What had he thought of her disappearance? The original plan had called for her to hand in her notice in person and depart. But she’d known Drake would ask too many questions if she suddenly announced her decision to leave, and more if she abruptly tried to end their affair.

So she’d done the cowardly thing and left a note in her room, resigning her post. In it, she said only that she’d had a change of heart about the job and living in the city and that she had taken a new post in the countryside. In a way, it had not been a lie. She would be living in countryside, she simply hadn’t mentioned that it would be the French countryside and that her new post consisted of caring for her young brothers and elderly father.

As for her belongings, the few things she truly cared about—a silver-backed hairbrush and comb, a bottle of violet water, and a small brooch she’d brought with her from home—had fit easily inside her reticule. As for the rest—clothes, shoes and other essentials, she’d left behind. They’d been made for her as part of the role she’d played, and she had no use for them anymore. Besides, she would never have been able to carry a portmanteau from the house without notice, or drag it around London as she was fleeing from unknown watchers.

She wished she could have said more in her note. Told him she was sorry. Explained that she’d never meant to cause hurt to him, or any of the others for that matter.

She’d had no choice.

She’d done what she had to do.

But he would care naught for that, particularly if he had any idea what she’d done. Would he realize her true intentions? Would he discover she’d taken the code from his safe?

She’d tried to be careful, copying the cipher in precise detail before returning the original to its proper place. She didn’t believe she’d left any clues, and yet there was always room for error.

Had she made one?

Then again, did it matter any longer? Even if he found out that she’d taken the cipher, he could do nothing to stop its passing into French hands. It was already in their possession since she’d given it to Vacheau the day before, or at least that was what Drake would think.
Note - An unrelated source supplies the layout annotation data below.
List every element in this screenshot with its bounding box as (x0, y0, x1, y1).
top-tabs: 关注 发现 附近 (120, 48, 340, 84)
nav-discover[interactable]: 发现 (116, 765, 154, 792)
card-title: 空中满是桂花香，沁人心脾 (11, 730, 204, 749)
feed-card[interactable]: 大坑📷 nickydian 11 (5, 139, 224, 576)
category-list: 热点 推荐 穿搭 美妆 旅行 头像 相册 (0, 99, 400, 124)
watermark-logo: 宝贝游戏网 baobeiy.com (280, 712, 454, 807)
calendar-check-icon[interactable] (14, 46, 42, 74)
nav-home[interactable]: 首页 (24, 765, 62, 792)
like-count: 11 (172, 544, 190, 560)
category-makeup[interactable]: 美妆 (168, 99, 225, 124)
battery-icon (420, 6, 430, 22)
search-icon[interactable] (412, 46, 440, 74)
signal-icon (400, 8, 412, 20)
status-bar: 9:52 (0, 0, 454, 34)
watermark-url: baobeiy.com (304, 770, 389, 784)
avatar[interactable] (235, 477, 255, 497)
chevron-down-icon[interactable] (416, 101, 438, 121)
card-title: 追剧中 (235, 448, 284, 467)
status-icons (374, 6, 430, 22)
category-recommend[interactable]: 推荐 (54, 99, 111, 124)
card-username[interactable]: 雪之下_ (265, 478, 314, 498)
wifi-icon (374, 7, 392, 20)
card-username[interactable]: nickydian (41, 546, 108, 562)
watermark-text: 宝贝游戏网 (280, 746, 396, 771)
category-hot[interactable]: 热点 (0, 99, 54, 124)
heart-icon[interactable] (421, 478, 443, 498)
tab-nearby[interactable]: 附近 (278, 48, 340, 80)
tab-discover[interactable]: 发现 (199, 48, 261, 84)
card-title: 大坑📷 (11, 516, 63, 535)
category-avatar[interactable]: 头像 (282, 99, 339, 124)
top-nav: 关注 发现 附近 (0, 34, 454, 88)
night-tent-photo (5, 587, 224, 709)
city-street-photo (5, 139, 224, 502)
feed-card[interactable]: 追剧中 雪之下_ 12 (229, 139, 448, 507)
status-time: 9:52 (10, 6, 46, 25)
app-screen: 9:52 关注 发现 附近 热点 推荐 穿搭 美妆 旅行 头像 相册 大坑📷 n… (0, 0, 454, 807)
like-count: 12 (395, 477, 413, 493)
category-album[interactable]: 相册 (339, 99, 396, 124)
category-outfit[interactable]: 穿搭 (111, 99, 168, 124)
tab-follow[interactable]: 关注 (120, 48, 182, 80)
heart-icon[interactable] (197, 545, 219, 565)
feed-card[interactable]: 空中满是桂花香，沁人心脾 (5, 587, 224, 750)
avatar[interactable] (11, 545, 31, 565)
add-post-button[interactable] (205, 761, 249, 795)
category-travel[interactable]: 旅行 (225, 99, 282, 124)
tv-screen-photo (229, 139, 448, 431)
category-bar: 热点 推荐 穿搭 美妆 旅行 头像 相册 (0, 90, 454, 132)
Because the truth wasn’t always what it seemed.

Aware that Vacheau was both devious and cruel, she knew she couldn’t trust him for an instant. He’d used threats and coercion to force her into his scheme, promising that she and her family would be left alone once the mission succeeded. But she didn’t believe his assurances and feared he would try to double-deal her. Once she returned home, she suspected he might renege on his promises and come up with another “little job” she could do for him. After all, with the cipher in hand, what sway did she have should he and his masters decide they wanted more? She’d been used once, badly, and she had no intention of ever being used again.

And so, unbeknownst to Vacheau, she’d given him only the first part of the formula. The other part, the section of the equation needed to unlock the code, she’d kept for herself. Of course, once Vacheau realized what she’d done, her safety and that of her family, would once again be in jeopardy. Even her life might be in danger.

But by the time he figured it out, her part of the cipher would be hidden somewhere safe, a place Vacheau would never find and that she would die to protect. It was her insurance, her bargaining chip, which she would play in order to win her family’s freedom for good.